Vértigo.
A aproximadamente las cuatro de la tarde un hombre entra en la estación de Liverpool Street y se monta en uno de los trenes que circulan en dirección a los suburbios del noreste. Lleva consigo un ejemplar de viejo (Everyman's Library, 1913), en papel cebolla, del diario de Samuel Pepys. Como si se tratase de una baraja de cartas, obedeciendo únicamente al azar del lugar en que se posan sus dedos, y después su vista, va leyendo frases sueltas, pequeños fragmentos. Factores ambientales como la humedad han hecho que a veces no sea esa página la que se aparezca ante sus ojos sino la siguiente, a la que está pegada por algún extremo. A los cinco minutos tiene tanto sueño que empieza a no entender lo que lee y lucha una y otra vez frente a la primera frase completa de la página 315 hasta caer dormido.
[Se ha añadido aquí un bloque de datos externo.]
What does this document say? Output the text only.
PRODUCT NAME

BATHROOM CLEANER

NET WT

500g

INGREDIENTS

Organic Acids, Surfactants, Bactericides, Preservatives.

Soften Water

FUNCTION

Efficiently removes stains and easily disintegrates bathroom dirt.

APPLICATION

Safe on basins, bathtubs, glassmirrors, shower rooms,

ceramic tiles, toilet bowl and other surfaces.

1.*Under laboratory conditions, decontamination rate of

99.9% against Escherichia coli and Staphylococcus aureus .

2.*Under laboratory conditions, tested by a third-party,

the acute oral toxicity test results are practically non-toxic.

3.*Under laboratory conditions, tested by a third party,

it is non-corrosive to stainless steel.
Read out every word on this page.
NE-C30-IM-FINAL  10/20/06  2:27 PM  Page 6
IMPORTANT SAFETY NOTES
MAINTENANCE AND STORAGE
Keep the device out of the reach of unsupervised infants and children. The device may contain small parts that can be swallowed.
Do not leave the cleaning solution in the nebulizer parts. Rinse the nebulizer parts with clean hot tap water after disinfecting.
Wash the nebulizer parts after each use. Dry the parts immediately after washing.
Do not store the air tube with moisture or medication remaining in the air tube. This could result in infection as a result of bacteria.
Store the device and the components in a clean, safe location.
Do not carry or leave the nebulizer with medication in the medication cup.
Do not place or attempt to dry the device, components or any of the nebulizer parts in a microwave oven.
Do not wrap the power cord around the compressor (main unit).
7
Como un eco casi perdido regresan entonces las palabras del diario sobre el gran incendio de Londres. No hay claridad sino un llamear espantoso y sangrientamente maligno que el viento empuja por toda la metrópoli. Cientos de palomas muertas sobre el pavimento con el plumaje chamuscado. Los árboles de los cementerios se prenden fuego unos a otros. Su crepitar es monstruoso, como si el mismísimo diablo anduviese rechinando los dientes a nuestro lado, en una habitación inundada de oscuridad. Mucha gente trata de huir hacia el agua del río. A nuestro alrededor el reflejo, y delante de la profunda oscuridad del cielo, en un arco, cuesta arriba, la pared de fuego, recortada en zigzag. Y al día siguiente una lluvia apacible de cenizas, hacia el oeste, hasta más allá del Windsor Park.
Rautaavara.
Fuera de los cristales, sucios de todo el otoño, el cielo que se rasga en su decrepitud. Una finísima línea purulenta separa unas nubes de otras, en un cúmulo de grises y rojizos que se asemeja al material olvidado tras intentar sanar una herida profunda e incurable. Es la hora de las unciones. Las manos frías y como ajenas recorren la barbilla, en un despistado gesto de repliegue físico sobre uno mismo, de recogimiento. El trémulo reflejo de la televisión, que ocupa el lugar que otrora ocuparía la lumbre, con su caprichoso bailoteo sobre objetos, paredes y cuadros, reconcentra el recuerdo de otras horas parecidas a esta, en otras ciudades que ya no existen, porque en estos instantes nos son ajenas. A ese recuerdo le acompaña el recuerdo de las salidas de casa envueltos en una bufanda, de las llegadas en taxi a fiestas de desconocidos, de apretar el botón del ascensor con un guante, de tender la mano y soltar en otra una botella de vino, de las reuniones en la cocina que anteceden a una cena, de esa curiosidad infantil que sentimos al entrar en las casas de los demás y observar su disposición y su reglamento. Y luego, de vuelta aquí, puede que suene el teléfono o que tratemos de discenir en un libro aquella frase que rodeamos de lápiz: "un éxtasis... de amor... a primera... vista". Entonces, tirados sobre la alfombra, miramos hacia el cielo, desconocido como siempre, y estiramos una mano hacia el invierno que todo lo rodea, y todo está tan lejos que parece mentira, y perdemos el norte, y seguimos sin vernos la cara, aunque sí el resto: esas manos que vuelven una y otra vez sobre nuestra cara que no vemos, como las manos de los ciegos, y es ya de noche, y el invierno, este invierno que nunca acaba.